Five generations of the Sauer family continued living in the mansion until the owner of a home heating oil company, Paul Berry, bought the house after Eve's death. He lived in the mansion until his own death in December 1986. Because of ghost stories originating in 1930, the house was constantly trespassed and vandalized, which Barry and his dog fought off.

In January 1987, Bud Wyman, his son and daughter in law, Cliff and Cindy Jones, bought the home hoping to turn it into a bed and breakfast. At this time, no one lived in the house. In 1988, Carl Lopp, the great, great grandson of Anthony Sauer, bought the house with the intention of fixing it up and residing there to keep it in the family. However, this difficult task has only yielded minor improvements such as fixing balconies and putting a large fence around the property.

Lopp's hired caretaker of the house was charged with felony theft on August 15, 1996, for stealing $30,000 worth of artifacts from the house, including a garden tractor, antique dress, chandelier, copper from the furnace, and wall sconces.

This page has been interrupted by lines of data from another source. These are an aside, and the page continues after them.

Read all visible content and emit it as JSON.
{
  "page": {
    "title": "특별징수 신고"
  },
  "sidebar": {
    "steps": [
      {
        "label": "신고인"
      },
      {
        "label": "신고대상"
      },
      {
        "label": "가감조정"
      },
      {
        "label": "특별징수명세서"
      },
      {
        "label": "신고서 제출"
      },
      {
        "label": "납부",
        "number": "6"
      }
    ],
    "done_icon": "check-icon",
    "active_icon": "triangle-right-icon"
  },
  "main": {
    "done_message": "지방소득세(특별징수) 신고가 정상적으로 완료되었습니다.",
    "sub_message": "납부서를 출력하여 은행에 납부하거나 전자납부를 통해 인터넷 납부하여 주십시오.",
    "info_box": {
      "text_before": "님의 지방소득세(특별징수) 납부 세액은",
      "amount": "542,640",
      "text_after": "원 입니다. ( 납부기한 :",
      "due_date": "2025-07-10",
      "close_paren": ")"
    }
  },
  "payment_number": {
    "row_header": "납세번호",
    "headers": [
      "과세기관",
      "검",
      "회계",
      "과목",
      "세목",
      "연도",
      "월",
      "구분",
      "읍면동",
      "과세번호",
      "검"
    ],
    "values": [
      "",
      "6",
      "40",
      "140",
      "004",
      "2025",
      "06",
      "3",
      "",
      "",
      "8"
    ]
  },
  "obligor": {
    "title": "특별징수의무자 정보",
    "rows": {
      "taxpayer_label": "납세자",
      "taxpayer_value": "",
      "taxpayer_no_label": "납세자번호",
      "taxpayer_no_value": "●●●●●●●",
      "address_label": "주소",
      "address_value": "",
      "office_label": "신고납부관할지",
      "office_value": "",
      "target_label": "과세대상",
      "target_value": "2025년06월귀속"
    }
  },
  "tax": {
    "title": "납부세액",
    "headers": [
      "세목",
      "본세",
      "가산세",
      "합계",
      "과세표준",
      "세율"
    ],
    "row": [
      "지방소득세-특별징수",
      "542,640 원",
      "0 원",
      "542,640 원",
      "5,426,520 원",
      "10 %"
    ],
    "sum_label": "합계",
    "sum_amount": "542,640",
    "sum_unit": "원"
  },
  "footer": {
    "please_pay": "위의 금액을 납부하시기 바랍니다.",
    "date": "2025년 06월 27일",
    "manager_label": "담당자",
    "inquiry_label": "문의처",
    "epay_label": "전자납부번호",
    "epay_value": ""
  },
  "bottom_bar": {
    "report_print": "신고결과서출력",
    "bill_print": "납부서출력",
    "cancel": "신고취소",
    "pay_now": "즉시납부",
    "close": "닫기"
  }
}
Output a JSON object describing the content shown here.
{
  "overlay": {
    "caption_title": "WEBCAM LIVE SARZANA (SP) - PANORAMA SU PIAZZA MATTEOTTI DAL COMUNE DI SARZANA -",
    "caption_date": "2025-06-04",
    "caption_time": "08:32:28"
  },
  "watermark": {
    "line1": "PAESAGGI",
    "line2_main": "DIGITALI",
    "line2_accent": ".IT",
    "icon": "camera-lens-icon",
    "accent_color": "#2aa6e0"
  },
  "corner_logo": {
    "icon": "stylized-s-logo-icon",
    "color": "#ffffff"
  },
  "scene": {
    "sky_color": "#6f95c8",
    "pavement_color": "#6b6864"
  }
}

In January 2022, Lopp listed the property for $10 million, considered far above its true market value.

===Restoration===
The site was purchased in 2023 by an enthusiast who hired teams of comprehensive historical restoration specialists. Their goals were structural stability and restoration of original architectural features, using modern techniques such as foundation stabilization and roof repair. They used period-appropriate materials and methods where possible, especially on stonework.

==Architecture==
Asa Beebe Cross was one of the most prominent Kansas City architects, and designed Sauer Castle in the Italianate Villa architecture style. This typically focuses on classical proportions, decorative brackets, and tall, narrow windows. The house's reportedly most distinctive feature is its four-story tower, providing panoramic views.

It was placed in the Register of Historic Kansas Places on July 1, 1977. It was placed in the National Register of Historic Places on August 2, 1977. It was placed in the Kansas City, Kansas Historic Landmarks on January 29, 1987.